RockBot System

Guitar Hero Guitar

Getting Started

This guide describes how to modify the guitar hero guitar for the bot. A kit version is available in the Shop.


Tools you will need:
  • A Soldering Iron & Solder
  • A Multimeter
  • Wirecutters
  • Some tools for making a hole in the case for the connector

Components Used:

  • 2 x Quad ILQ74 or ISQ74 Opto Isolators
  • 1 x 100 Ohm Resistors

How the Guitar Hero Guitar works

The controller has a double switch strumming system which is easy to interface with along with the back button and whammy, however the coloured buttons were clearly concieved by a fool.

5 buttons use 8 wires and strange pair cominations to detect button presses, these are the pairs:

GH2 Controller:
Green:  1 and 8
Red: 2 and 7
Yellow: 2 and 5
Blue: 1 and 6
Orange: 3 and 4
 
GH3 Controller:
Green:  1 and 8
Red: 2 and 7
Yellow: 2 and 6
Blue: 2 and 3
Orange: 4 and 5

Beware: I have a friend in Canada who attempted this and found the wiring of his guitar to be different. The best way to be sure is take out the 'button board' and check it! See below:

Opto Isolators

I will explain (briefly) how opto isolators work as they are key to the drums and guitars.

The the GH3Bot I used relays for simplicity but they are slower to respond than opto isolators because of the mechanical delay.

From Wikipedia:

In electronics, an opto-isolator (or optical isolator, optocoupler, photocoupler, or photoMOS) is a device that uses a short optical transmission path to transfer a signal between elements of a circuit, typically a transmitter and a receiver, while keeping them electrically isolated — since the signal goes from an electrical signal to an optical signal back to an electrical signal, electrical contact along the path is broken.

The ILQ74 or ISQ74 is a quad optoisolator, four isolators in one housing with NPN phototransistors.

Each opto isolator has 4 pins, two for the light source (usually an infra-red LED) and two for the light sensor (usually a phototransistor).

An NPN phototransistor takes negative and switches it to the output (an PNP one would take positive and switch that).
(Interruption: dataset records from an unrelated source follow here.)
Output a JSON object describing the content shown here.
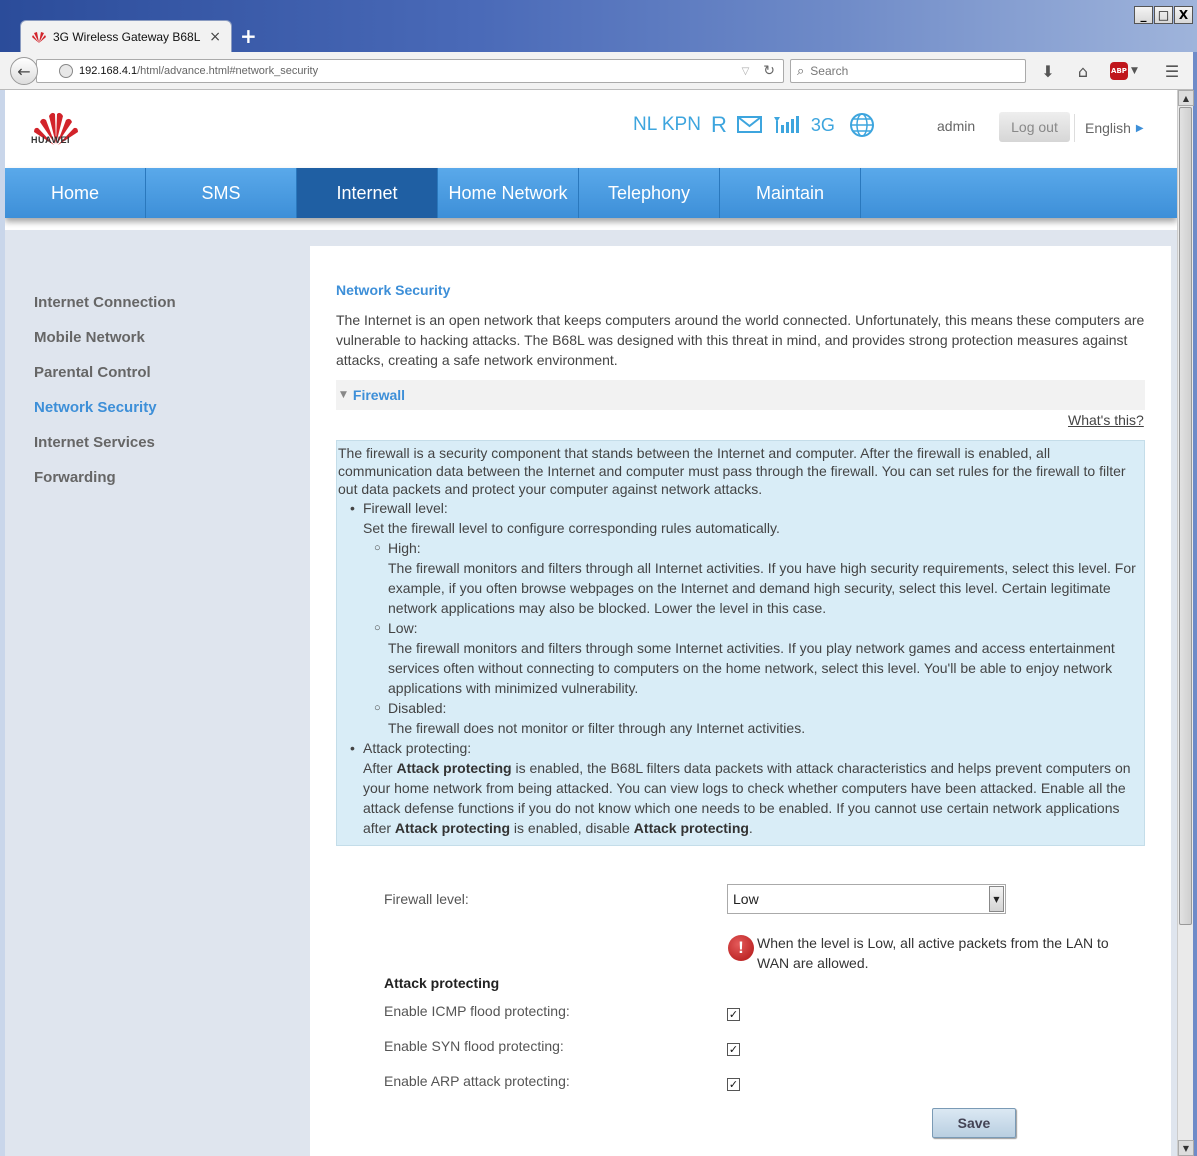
{
  "browser": {
    "tab_title": "3G Wireless Gateway B68L",
    "tab_close": "×",
    "new_tab": "+",
    "url_host": "192.168.4.1",
    "url_path": "/html/advance.html#network_security",
    "search_placeholder": "Search",
    "window_buttons": {
      "minimize": "_",
      "maximize": "□",
      "close": "X"
    }
  },
  "header": {
    "logo_text": "HUAWEI",
    "operator": "NL KPN",
    "roaming": "R",
    "network_type": "3G",
    "user": "admin",
    "logout_label": "Log out",
    "language": "English"
  },
  "nav": {
    "items": [
      {
        "label": "Home"
      },
      {
        "label": "SMS"
      },
      {
        "label": "Internet"
      },
      {
        "label": "Home Network"
      },
      {
        "label": "Telephony"
      },
      {
        "label": "Maintain"
      }
    ],
    "active": "Internet"
  },
  "sidebar": {
    "items": [
      {
        "label": "Internet Connection"
      },
      {
        "label": "Mobile Network"
      },
      {
        "label": "Parental Control"
      },
      {
        "label": "Network Security"
      },
      {
        "label": "Internet Services"
      },
      {
        "label": "Forwarding"
      }
    ],
    "active": "Network Security"
  },
  "content": {
    "title": "Network Security",
    "intro": "The Internet is an open network that keeps computers around the world connected. Unfortunately, this means these computers are vulnerable to hacking attacks. The B68L was designed with this threat in mind, and provides strong protection measures against attacks, creating a safe network environment.",
    "section": "Firewall",
    "whats_this": "What's this?",
    "help": {
      "intro": "The firewall is a security component that stands between the Internet and computer. After the firewall is enabled, all communication data between the Internet and computer must pass through the firewall. You can set rules for the firewall to filter out data packets and protect your computer against network attacks.",
      "firewall_level_title": "Firewall level:",
      "firewall_level_desc": "Set the firewall level to configure corresponding rules automatically.",
      "high_title": "High:",
      "high_desc": "The firewall monitors and filters through all Internet activities. If you have high security requirements, select this level. For example, if you often browse webpages on the Internet and demand high security, select this level. Certain legitimate network applications may also be blocked. Lower the level in this case.",
      "low_title": "Low:",
      "low_desc": "The firewall monitors and filters through some Internet activities. If you play network games and access entertainment services often without connecting to computers on the home network, select this level. You'll be able to enjoy network applications with minimized vulnerability.",
      "disabled_title": "Disabled:",
      "disabled_desc": "The firewall does not monitor or filter through any Internet activities.",
      "attack_title": "Attack protecting:",
      "attack_bold": "Attack protecting",
      "attack_desc_1": "After ",
      "attack_desc_2": " is enabled, the B68L filters data packets with attack characteristics and helps prevent computers on your home network from being attacked. You can view logs to check whether computers have been attacked. Enable all the attack defense functions if you do not know which one needs to be enabled. If you cannot use certain network applications after ",
      "attack_desc_3": " is enabled, disable ",
      "attack_desc_4": "."
    },
    "form": {
      "firewall_level_label": "Firewall level:",
      "firewall_level_value": "Low",
      "warning": "When the level is Low, all active packets from the LAN to WAN are allowed.",
      "attack_heading": "Attack protecting",
      "icmp_label": "Enable ICMP flood protecting:",
      "icmp_checked": true,
      "syn_label": "Enable SYN flood protecting:",
      "syn_checked": true,
      "arp_label": "Enable ARP attack protecting:",
      "arp_checked": true,
      "save_label": "Save"
    }
  },
  "colors": {
    "accent": "#3d8fd8",
    "nav_active": "#1f5fa3",
    "help_bg": "#d9edf7",
    "sidebar_bg": "#dfe5ee",
    "warning": "#c0161c"
  }
}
This means that polarity (the negative and positive) pins are crucial.

Be wary if using different opto isolators as they can have different pin configurations, for example a single opto isolator could be like:

Where pin 1 is + LED, 2 is -LED, 3 is the output and 4 is - In. (These are not the techical names).
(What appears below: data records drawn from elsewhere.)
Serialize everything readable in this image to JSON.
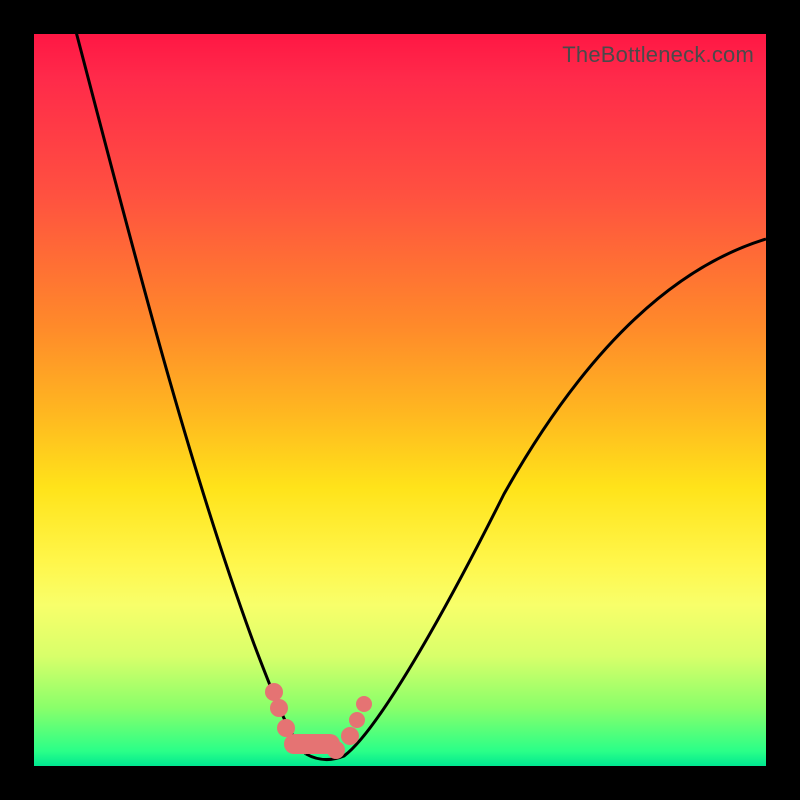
{
  "attribution": {
    "watermark": "TheBottleneck.com"
  },
  "colors": {
    "background": "#000000",
    "curve_stroke": "#000000",
    "marker_fill": "#e57373",
    "gradient_stops": [
      "#ff1744",
      "#ff8a2a",
      "#ffe31a",
      "#d8ff6a",
      "#00e890"
    ]
  },
  "chart_data": {
    "type": "line",
    "title": "",
    "xlabel": "",
    "ylabel": "",
    "xlim": [
      0,
      100
    ],
    "ylim": [
      0,
      100
    ],
    "note": "Axes unlabeled; values estimated from pixel position on a 0–100 normalized scale. Curve is a V-shaped bottleneck profile with minimum near x≈37.",
    "series": [
      {
        "name": "bottleneck-curve",
        "x": [
          5,
          10,
          15,
          20,
          25,
          30,
          33,
          35,
          37,
          40,
          43,
          45,
          50,
          55,
          60,
          65,
          70,
          75,
          80,
          85,
          90,
          95,
          100
        ],
        "y": [
          100,
          85,
          70,
          55,
          40,
          20,
          8,
          3,
          0,
          0,
          3,
          7,
          15,
          24,
          32,
          40,
          47,
          54,
          60,
          65,
          69,
          72,
          74
        ]
      }
    ],
    "markers": {
      "name": "highlighted-points",
      "x": [
        32,
        33,
        34,
        36,
        38,
        40,
        42,
        43,
        44
      ],
      "y": [
        10,
        7,
        4,
        1,
        0,
        0,
        2,
        5,
        8
      ]
    }
  }
}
However some double or quad ones alternate the pin pairs, imagine this is a chip:

1.|.........|.5
2.|.........|.6
3.|.........|.7
4.|.........|.8

2 & 3 would be - and 1 & 4 would be +, and 5-8 would also be similar.

ALWAYS CHECK THE DATASHEET FOR THE CHIP FIRST!

How control the Guitar

There are 8 wires that run up the neck (gh2) or to the neck (gh3) you must tap into each one, and know the number of each (1 to 8), the numbers are marked on the PCB boards in the guitar.

Each pair has to be switched for the buttons using an opto isolator. Usually the lower value numbers are negative, but its best to check with a multimeter. There are common wires, which in my experience are the negative ones, this is not a problem just wire it up as it should be.

The schematic below is to show how a GH2 guitar should be wired (bare in mind my previous comment that some are differnet, check first!):

Once you have the colours button pairs sorted the rest is relatively easy. There is a 100 Ohm resistor beween the common of the optoisolator LEDs and ground.